The U.S. Department of State should also be contacted for further information and help.

Certain documents are required by U.S. and foreign countries’ laws before remains can be sent from one country to another and those documents may vary depending on the circumstances of the death.

A U.S. consular mortuary certificate-prepared by the U.S. consular office, and will be required if the body is being returned to the United States.  This document, written in English, contains necessary information including the cause of the death.  Generally, if the remains have been embalmed, the documentation which accompanies the consular mortuary certificate will satisfy U.S. public health requirements.

A foreign death certificate provided by the U.S. consular mortuary (if available).

The affidavit of the foreign funeral director – This document attests that the casket contains only the deceased’s body and clothing, plus packing materials.

The body transmit permit – It will accompany the remains to the United States and is issued by local health authorities at the port of embarcation.

A bill of lading – If the remains are not accompanied by a passenger, a bill of lading must be issued by the airline carrier to cover the body’s transportation.

Report of Death of an American Citizen Abroad– Prepared by the Consular Officer, this report includes the essential facts concerning the death, planned disposition of the remains and custody of the deceased’s personal effects.  It may also serve as a death certificate in the United States for probate, inheritance and other purposes.  The next of kin will also find this report helpful in dealing with insurance companies, Social Security Administration, Department of Veterans Affairs, financial institutions such as banks and credit card companies, or any other situation in which proof of death is needed.

If the remains have not been embalmed, the U.S. consular officer should alert U.S. Customs and the U.S. Public Health Service at point of entry in advance, faxing copies of the consular mortuary certificate, local death certificate (if available), affidavit of the foreign funeral director and a formal statement from competent foreign authorities stating that the individual did not die from a communicable disease.  Otherwise, the deceased’s family may have a problem getting the body back into the United States.

Once the body is received by a local funeral provider in the United States, that provider will complete the required death registration form and cremation or burial permit forms.

If the deceased is a U.S. citizen and when he or she dies abroad there is no legal representative present in the country, the consular office usually notifies the deceased’s next of kin by official telegram relayed through the Department of State in Washington, D.C.  The U.S. consular office will then receive instructions from the deceased’s legal representative and will arrange for disposition of the remains.  The consul can also act as provisional conservator of the deceased’s personal effects, such as jewelry and clothing and will pay local debts such as a hospital bill, from funds available in the deceased’s estate of from funds received from the legal representation.

Further information about document and assistance from the U.S. Consular Office is available at http://travel.state.gov/content/passports/en/abroad/events-and-records/death.html


Transporting Ashes

If the body is cremated in an out of state or out of country location and the ashes are being brought home or taken to another location to be scattered, there are Department of Transportation (DOT) regulations that must be followed.
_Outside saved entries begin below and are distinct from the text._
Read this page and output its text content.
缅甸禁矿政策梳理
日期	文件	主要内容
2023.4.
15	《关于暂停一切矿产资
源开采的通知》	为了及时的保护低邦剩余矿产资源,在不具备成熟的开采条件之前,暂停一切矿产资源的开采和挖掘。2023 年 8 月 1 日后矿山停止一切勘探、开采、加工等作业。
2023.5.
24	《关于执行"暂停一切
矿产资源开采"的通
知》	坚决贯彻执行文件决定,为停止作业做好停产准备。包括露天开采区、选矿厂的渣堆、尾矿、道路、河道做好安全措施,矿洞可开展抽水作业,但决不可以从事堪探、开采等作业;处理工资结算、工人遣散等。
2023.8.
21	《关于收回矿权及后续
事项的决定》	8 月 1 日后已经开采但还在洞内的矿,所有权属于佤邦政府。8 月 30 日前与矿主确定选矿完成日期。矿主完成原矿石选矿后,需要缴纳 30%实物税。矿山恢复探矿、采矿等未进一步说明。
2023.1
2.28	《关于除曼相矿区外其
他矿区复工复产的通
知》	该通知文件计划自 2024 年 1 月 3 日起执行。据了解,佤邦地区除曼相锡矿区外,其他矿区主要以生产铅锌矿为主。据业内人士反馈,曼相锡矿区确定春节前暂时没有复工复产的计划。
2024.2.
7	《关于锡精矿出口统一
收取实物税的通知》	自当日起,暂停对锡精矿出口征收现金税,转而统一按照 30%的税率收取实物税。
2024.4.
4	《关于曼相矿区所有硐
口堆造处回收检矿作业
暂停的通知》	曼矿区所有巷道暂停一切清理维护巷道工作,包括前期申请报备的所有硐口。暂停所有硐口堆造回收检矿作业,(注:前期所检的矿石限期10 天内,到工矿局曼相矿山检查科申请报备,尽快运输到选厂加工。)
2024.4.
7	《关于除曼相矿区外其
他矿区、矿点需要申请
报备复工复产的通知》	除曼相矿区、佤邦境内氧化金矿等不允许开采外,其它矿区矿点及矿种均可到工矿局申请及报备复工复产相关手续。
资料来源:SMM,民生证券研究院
If the urn is being transported as carry-on luggage, it MUST pass through the x-ray machine and be screened.  Whoever is carrying the urn or other container needs to be sure it is made of a material that can be successfully x-rayed, such as wood, plastic or a non-lead lined ceramic.  If the container is made of a material that generates an opaque image and prevents the security scanner from clearly seeing what’s inside, the container will NOT be allowed through the security checkpoint.  And under no circumstances will a screener open the container or urn, even if the person carrying it requests this action.